In contrast to the cardiovascular and gastrointestinal systems, which are under only automatic control, the respiratory system is also under conscious control. You can instantly double the size of a breath or the rate at which you are breathing, Alternatively. you can hold your breath. Imagine trying to talk, sing, or swim without the ability to exert some influence on the central pattern generator. Of course, the automatic center cannot be inhibited indefinitely; the gas exchange abnormalities associated with breathholding stimulate the chemoreceptors to the point that your ability to hold your breath is limited.

Volitional efforts to initiate or increase breathing are generated in the motor cortex and descend directly to the relevant ventilatory muscles; these signals are not processed through the respiratory centers in the medulla.

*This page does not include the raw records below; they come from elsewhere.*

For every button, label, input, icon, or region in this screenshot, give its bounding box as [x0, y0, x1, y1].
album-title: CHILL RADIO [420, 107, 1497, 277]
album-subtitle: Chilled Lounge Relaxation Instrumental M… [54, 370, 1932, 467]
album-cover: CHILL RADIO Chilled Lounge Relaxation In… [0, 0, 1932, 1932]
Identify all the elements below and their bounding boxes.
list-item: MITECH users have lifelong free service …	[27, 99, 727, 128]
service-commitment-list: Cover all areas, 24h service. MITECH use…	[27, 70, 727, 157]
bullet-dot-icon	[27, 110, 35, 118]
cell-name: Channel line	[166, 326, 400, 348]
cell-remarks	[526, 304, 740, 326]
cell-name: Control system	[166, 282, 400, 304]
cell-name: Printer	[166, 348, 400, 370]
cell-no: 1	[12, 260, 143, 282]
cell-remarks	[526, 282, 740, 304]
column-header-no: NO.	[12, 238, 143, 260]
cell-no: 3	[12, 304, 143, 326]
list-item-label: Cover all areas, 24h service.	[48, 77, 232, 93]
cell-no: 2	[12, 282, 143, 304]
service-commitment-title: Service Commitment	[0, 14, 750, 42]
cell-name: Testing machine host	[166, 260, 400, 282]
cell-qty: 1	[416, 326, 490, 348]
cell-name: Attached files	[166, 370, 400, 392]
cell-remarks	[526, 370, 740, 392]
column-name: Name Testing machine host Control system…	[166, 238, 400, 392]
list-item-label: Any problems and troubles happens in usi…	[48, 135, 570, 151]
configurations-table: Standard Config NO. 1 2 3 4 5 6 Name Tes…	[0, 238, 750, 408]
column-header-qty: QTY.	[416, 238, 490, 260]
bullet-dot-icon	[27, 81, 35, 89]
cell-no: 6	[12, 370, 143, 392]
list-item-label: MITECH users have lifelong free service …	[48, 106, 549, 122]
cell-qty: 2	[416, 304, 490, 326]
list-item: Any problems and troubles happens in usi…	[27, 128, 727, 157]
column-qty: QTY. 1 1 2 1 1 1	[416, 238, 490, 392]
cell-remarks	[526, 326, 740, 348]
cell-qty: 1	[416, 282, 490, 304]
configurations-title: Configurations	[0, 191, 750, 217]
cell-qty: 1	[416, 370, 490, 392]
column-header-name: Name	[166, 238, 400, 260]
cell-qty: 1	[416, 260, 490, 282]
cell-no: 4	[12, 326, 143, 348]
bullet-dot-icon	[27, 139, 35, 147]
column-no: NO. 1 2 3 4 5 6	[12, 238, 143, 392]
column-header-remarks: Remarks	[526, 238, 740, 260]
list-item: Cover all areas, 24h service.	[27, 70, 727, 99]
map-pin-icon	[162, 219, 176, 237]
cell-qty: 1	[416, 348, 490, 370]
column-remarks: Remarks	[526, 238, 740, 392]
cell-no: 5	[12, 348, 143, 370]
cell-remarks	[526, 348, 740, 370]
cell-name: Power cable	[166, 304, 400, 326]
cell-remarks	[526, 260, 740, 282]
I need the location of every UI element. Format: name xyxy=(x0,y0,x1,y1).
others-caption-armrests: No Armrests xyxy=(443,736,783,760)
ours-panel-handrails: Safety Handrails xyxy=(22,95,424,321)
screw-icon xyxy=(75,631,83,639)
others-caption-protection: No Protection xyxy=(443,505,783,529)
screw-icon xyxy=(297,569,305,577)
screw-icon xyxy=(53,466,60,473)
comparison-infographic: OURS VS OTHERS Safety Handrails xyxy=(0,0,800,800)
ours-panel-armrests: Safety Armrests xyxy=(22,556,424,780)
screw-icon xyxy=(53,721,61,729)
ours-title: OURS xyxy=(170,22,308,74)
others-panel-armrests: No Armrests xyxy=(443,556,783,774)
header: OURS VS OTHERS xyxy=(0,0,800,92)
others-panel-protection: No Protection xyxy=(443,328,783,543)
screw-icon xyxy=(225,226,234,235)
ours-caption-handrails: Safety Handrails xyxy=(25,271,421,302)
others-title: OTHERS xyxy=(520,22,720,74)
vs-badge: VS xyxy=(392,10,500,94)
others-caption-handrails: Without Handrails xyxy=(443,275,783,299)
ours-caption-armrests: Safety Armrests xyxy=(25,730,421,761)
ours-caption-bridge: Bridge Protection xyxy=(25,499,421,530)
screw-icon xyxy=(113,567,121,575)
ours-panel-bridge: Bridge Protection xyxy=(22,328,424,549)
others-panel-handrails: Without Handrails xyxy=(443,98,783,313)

The role of this pathway can be seen in individuals with a rare congenital abnormality, congenital central hypoventilation syndrome (CCHS). In this condition, which is estimated to affect approximately 200 individuals worldwide, the central pattern generator is inoperative; there is no automatic control of breathing. Despite the absence of a functioning central pattern generator, however, people with CCHS are able to voluntarily initiate breaths.

Patients with CCHS provide an example of the independence of the automatic and volitional control of breathing. Breathholding offers an example of the integration of the two control mechanisms. Based on a unique experiment in which cats were trained to hold their breath, we believe that a breathhold is achieved by inhibiting the activity of the inspiratory neurons in the medulla (Orem J, Netick A: Behavioral control of breathing in the cat. Brain Research 1986, 366:238-253).